Челюсть Трегорана поползла вниз. Мало того, что его собеседник был магом, так он еще и принадлежал к высшему сословию империи. Конечно, за годы правления Анаториана могущество всесильного в древности Сената здорово уменьшилось, но, тем не менее, сбрасывать со счетов влияние самых знатных и богатых семейств государства не мог даже божественный император.

– Вижу, что ты впечатлен, – улыбнулся Маркаций.

– И удивлен, господин.

– Почему такой человек живет в глуши? Я, кажется, уже говорил, но, конечно же, могу и повторить. Мои убеждения диаметрально отличались от идеалов нашего обожаемого императора и его прихлебателей. При этом я не стеснялся говорить то, о чем думаю. Кого-нибудь менее значимого за подобную дерзость ждал бы титул врага государства, плеть с кандалами и галеры. Или рудники – как повезет. Я же отделался всего лишь изгнанием, и, назовем это так, домашним арестом. Ты ведь понимаешь, что я имею в виду.

– Да, господин.

– И неудивительно, – улыбнулся Маркаций. – Полагаю, храмовые жрецы, с которыми ты так удачно меня сравнил, потратили не один год на обучение. Если бы не мы, то сейчас ты, скорее всего, уже сбрил бы волосы и лишился кое-чего еще.

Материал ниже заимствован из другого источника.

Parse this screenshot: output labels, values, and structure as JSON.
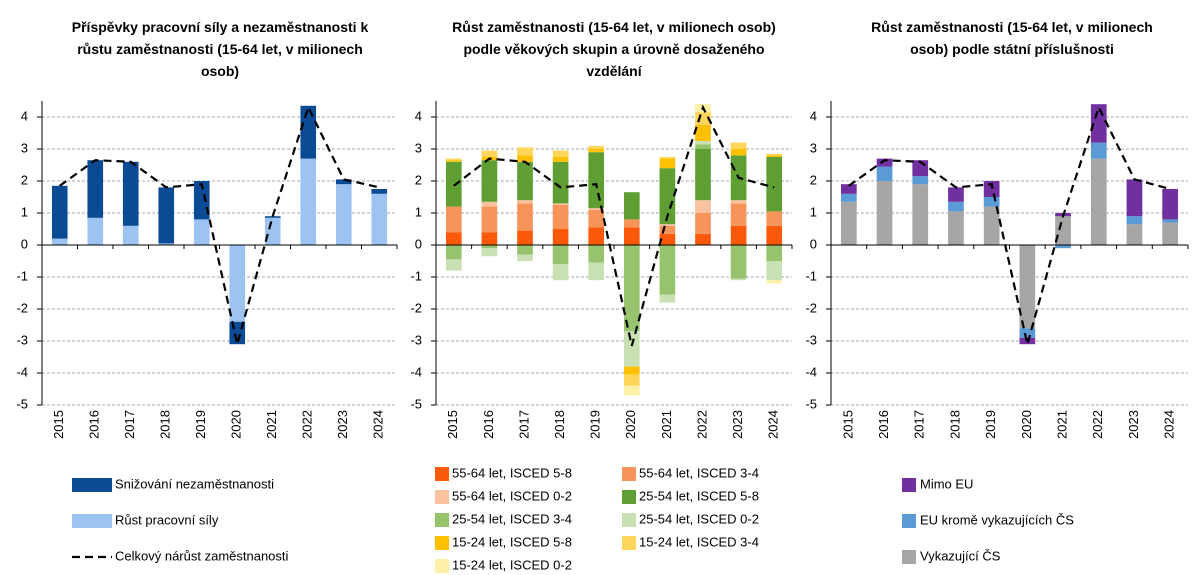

Юноша покраснел и потупился, а Маркаций встал и подошел к столу, на котором примостилась початая бутыль из зеленого стекла, рядом с которой стояли два точно таких же стакана, а также блюдо с сыром.

– Тимберское стекло, – зачем-то произнес чародей, беря бутыль в руки и разливая ее содержимое по бокалам.

Один из них он вместе с блюдом предложил юноше.

– Это легкое вино, тебе оно не повредит, равно как и сыр, и позволит немного расслабиться, – пояснил чародей. – Ты ведь собирался поведать мне свою историю, а не делиться особенностями родословной и социального положения. А потому я умолкаю и обращаюсь в слух.